Sam makes a cameo appearance in Disney/Amblin's Who Framed Roger Rabbit, complete with his "biscuits" on fire. He also appears in the movie Space Jam as a player for the TOON SQUAD. In a memorable scene, he and Elmer Fudd shoot off the teeth of one of the Monstars while clad in Pulp Fiction-esque attire. In an earlier scene, when the Nerdlucks hold all the toons hostage, Sam sneaks up on the Nerdlucks, pointing his pistols at them, and orders them to release all the toons, only to have the Nerdlucks fire a laser pistol back at him, which leaves Sam naked and beardless as the phasers burned off his mustache.

Sam also plays the role of alien occasional guest villain K'chutha Sa'am (a parody of the Luxan Ka D'Argo from Farscape, and right in line with Sam's aggressive personality) on the Duck Dodgers animated series. He also appears in the video games Loons: The Fight for Fame, Taz: Wanted, Bugs Bunny Crazy Castle, Bugs Bunny: Rabbit Rampage, Bugs Bunny: Lost in Time, Bugs Bunny and Taz: Time Busters, Sheep, Dog, 'n' Wolf, Looney Tunes B-Ball, Daffy Duck in Hollywood and Loony Tunes: Back In Action the video game.

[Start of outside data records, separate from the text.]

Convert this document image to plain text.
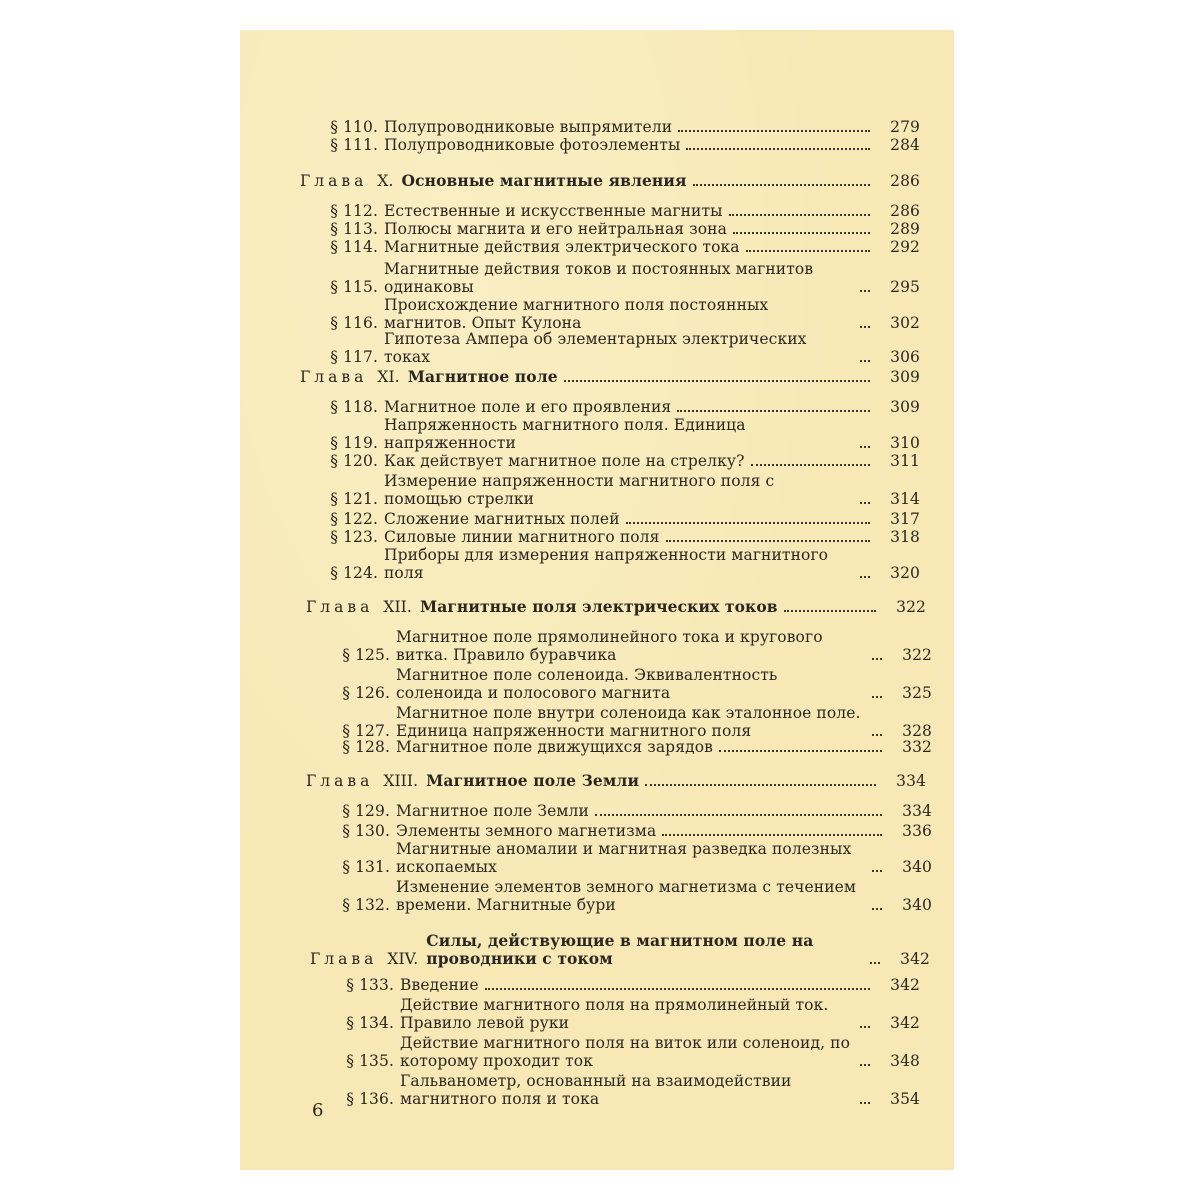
§ 110. Полупроводниковые выпрямители	279
§ 111. Полупроводниковые фотоэлементы	284
Глава X. Основные магнитные явления	286
§ 112. Естественные и искусственные магниты	286
§ 113. Полюсы магнита и его нейтральная зона	289
§ 114. Магнитные действия электрического тока	292
§ 115.
Магнитные действия токов и постоянных магнитов одинаковы	295
§ 116.
Происхождение магнитного поля постоянных магнитов. Опыт Кулона	302
§ 117.
Гипотеза Ампера об элементарных электрических токах	306
Глава XI. Магнитное поле	309
§ 118. Магнитное поле и его проявления	309
§ 119.
Напряженность магнитного поля. Единица напряженности	310
§ 120. Как действует магнитное поле на стрелку?	311
§ 121.
Измерение напряженности магнитного поля с помощью стрелки	314
§ 122. Сложение магнитных полей	317
§ 123. Силовые линии магнитного поля	318
§ 124.
Приборы для измерения напряженности магнитного поля	320
Глава XII. Магнитные поля электрических токов	322
§ 125.
Магнитное поле прямолинейного тока и кругового витка. Правило буравчика	322
§ 126.
Магнитное поле соленоида. Эквивалентность соленоида и полосового магнита	325
§ 127.
Магнитное поле внутри соленоида как эталонное поле. Единица напряженности магнитного поля	328
§ 128. Магнитное поле движущихся зарядов	332
Глава XIII. Магнитное поле Земли	334
§ 129. Магнитное поле Земли	334
§ 130. Элементы земного магнетизма	336
§ 131.
Магнитные аномалии и магнитная разведка полезных ископаемых	340
§ 132.
Изменение элементов земного магнетизма с течением времени. Магнитные бури	340
Глава XIV.
Силы, действующие в магнитном поле на проводники с током	342
§ 133. Введение	342
§ 134.
Действие магнитного поля на прямолинейный ток. Правило левой руки	342
§ 135.
Действие магнитного поля на виток или соленоид, по которому проходит ток	348
§ 136.
Гальванометр, основанный на взаимодействии магнитного поля и тока	354
6
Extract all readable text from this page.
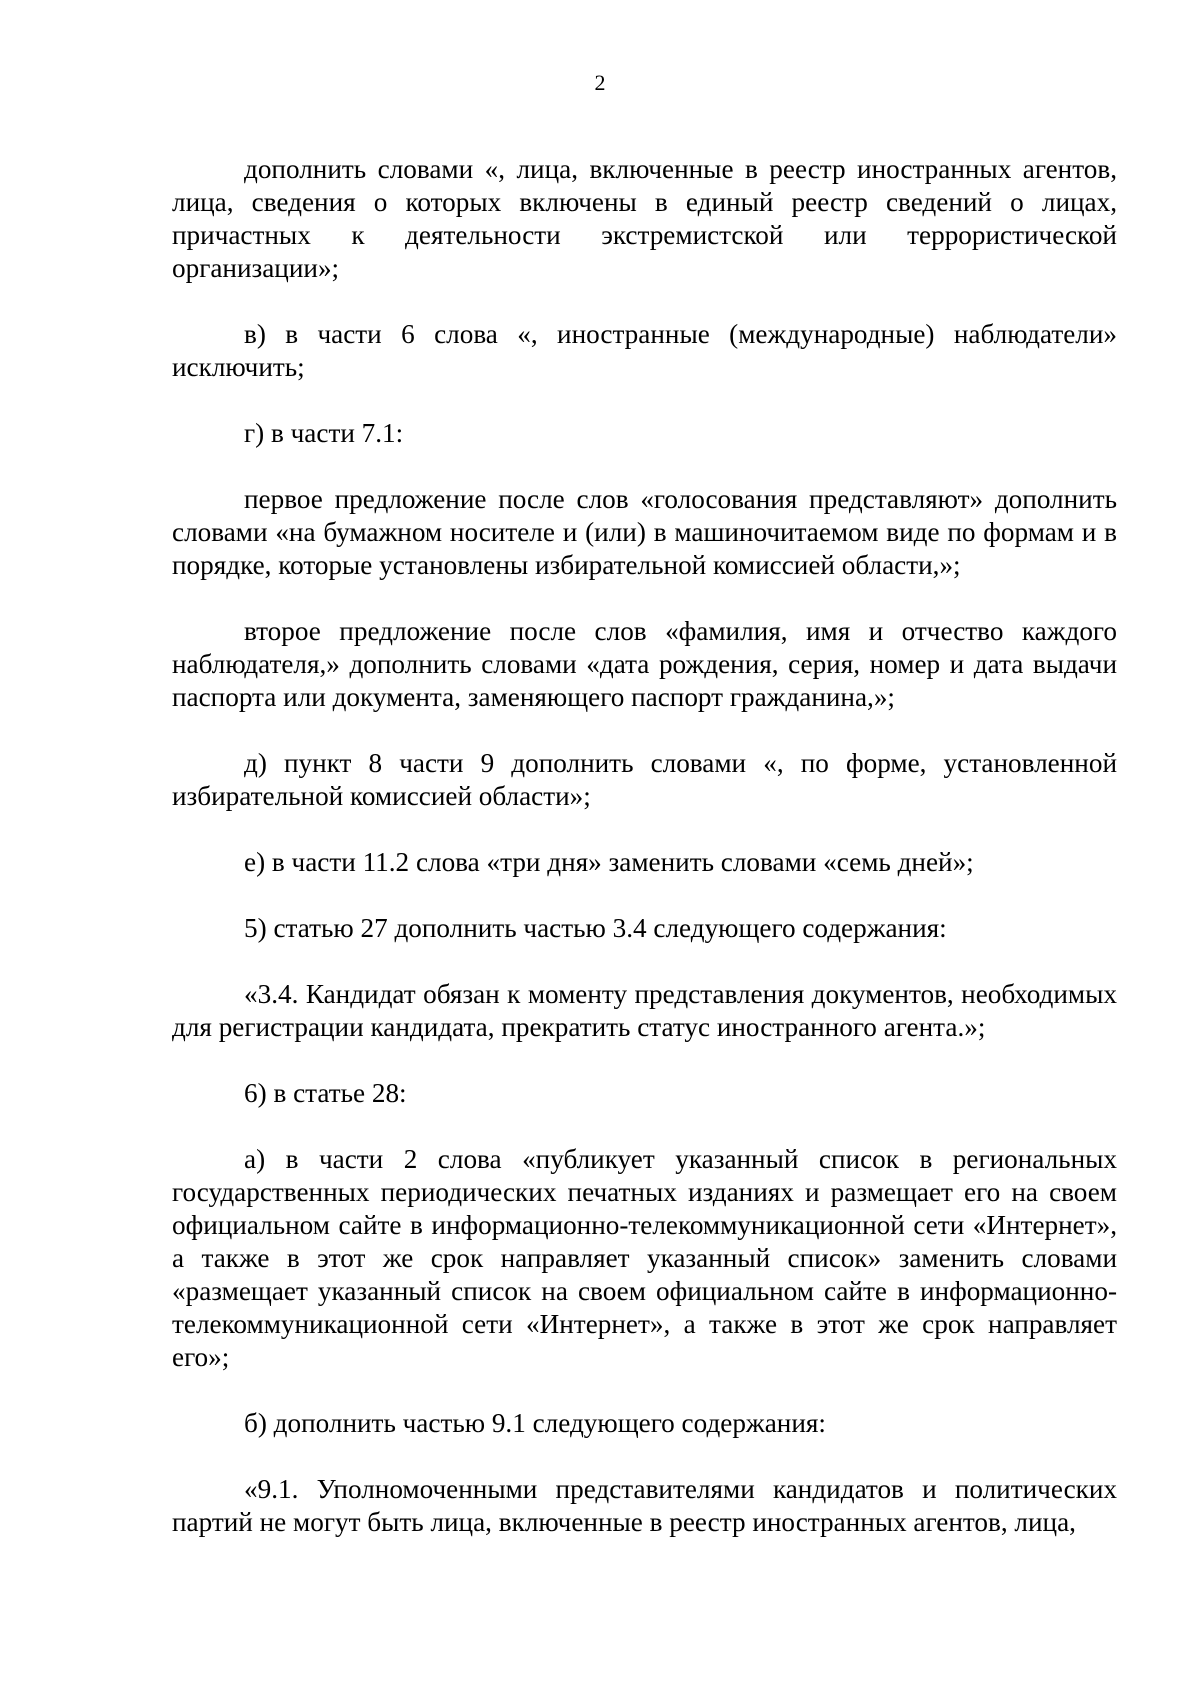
2

дополнить словами «, лица, включенные в реестр иностранных агентов, лица, сведения о которых включены в единый реестр сведений о лицах, причастных к деятельности экстремистской или террористической организации»;

в) в части 6 слова «, иностранные (международные) наблюдатели» исключить;

г) в части 7.1:

первое предложение после слов «голосования представляют» дополнить словами «на бумажном носителе и (или) в машиночитаемом виде по формам и в порядке, которые установлены избирательной комиссией области,»;

второе предложение после слов «фамилия, имя и отчество каждого наблюдателя,» дополнить словами «дата рождения, серия, номер и дата выдачи паспорта или документа, заменяющего паспорт гражданина,»;

д) пункт 8 части 9 дополнить словами «, по форме, установленной избирательной комиссией области»;

е) в части 11.2 слова «три дня» заменить словами «семь дней»;

5) статью 27 дополнить частью 3.4 следующего содержания:

«3.4. Кандидат обязан к моменту представления документов, необходимых для регистрации кандидата, прекратить статус иностранного агента.»;

6) в статье 28:

а) в части 2 слова «публикует указанный список в региональных государственных периодических печатных изданиях и размещает его на своем официальном сайте в информационно-телекоммуникационной сети «Интернет», а также в этот же срок направляет указанный список» заменить словами «размещает указанный список на своем официальном сайте в информационно-телекоммуникационной сети «Интернет», а также в этот же срок направляет его»;

б) дополнить частью 9.1 следующего содержания:

«9.1. Уполномоченными представителями кандидатов и политических партий не могут быть лица, включенные в реестр иностранных агентов, лица,
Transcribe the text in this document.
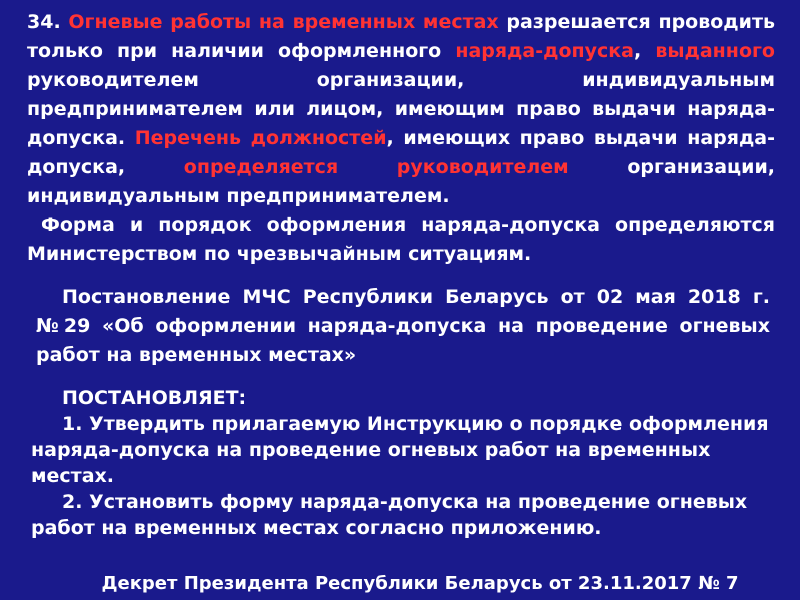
34. Огневые работы на временных местах разрешается проводить только при наличии оформленного наряда-допуска, выданного руководителем организации, индивидуальным предпринимателем или лицом, имеющим право выдачи наряда-допуска. Перечень должностей, имеющих право выдачи наряда-допуска, определяется	руководителем организации, индивидуальным предпринимателем.

Форма и порядок оформления наряда-допуска определяются Министерством по чрезвычайным ситуациям.

Постановление МЧС Республики Беларусь от 02 мая 2018 г. №29 «Об оформлении наряда-допуска на проведение огневых работ на временных местах»

ПОСТАНОВЛЯЕТ:

1. Утвердить прилагаемую Инструкцию о порядке оформления наряда-допуска на проведение огневых работ на временных местах.

2. Установить форму наряда-допуска на проведение огневых работ на временных местах согласно приложению.

Декрет Президента Республики Беларусь от 23.11.2017 № 7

In Looney Tunes: Acme Arsenal, Yosemite Sam makes an appearance riding a railway cart on the Wild West level.

Voice

The role of Yosemite Sam was originated by the Warners' principal voiceman, Mel Blanc. In his autobiography, Blanc said he had a difficult time coming up with the voice. He tried giving Sam a small voice, but didn't feel that it worked. One day, he decided to simply yell at the top of his lungs, which was inspired by a fit of road rage he had that day. It fit perfectly with the blustery character, but also took a toll on Mel. He always made it a point to record Sam's lines at the end of a recording session so he wouldn't have to play other characters with a hoarse voice. In his final years, it was simply too much, and he passed along the role of Sam (and of Foghorn Leghorn, whose voice is similar) to others (most notably Joe Alaskey in Who Framed Roger Rabbit while Blanc did most of the other Looney Tunes roles in that movie). This makes Sam one of the few voices created by Blanc to be voiced by someone else during his lifetime. Blanc used a voice similar to Yosemite Sam's for Mr. Spacely on The Jetsons.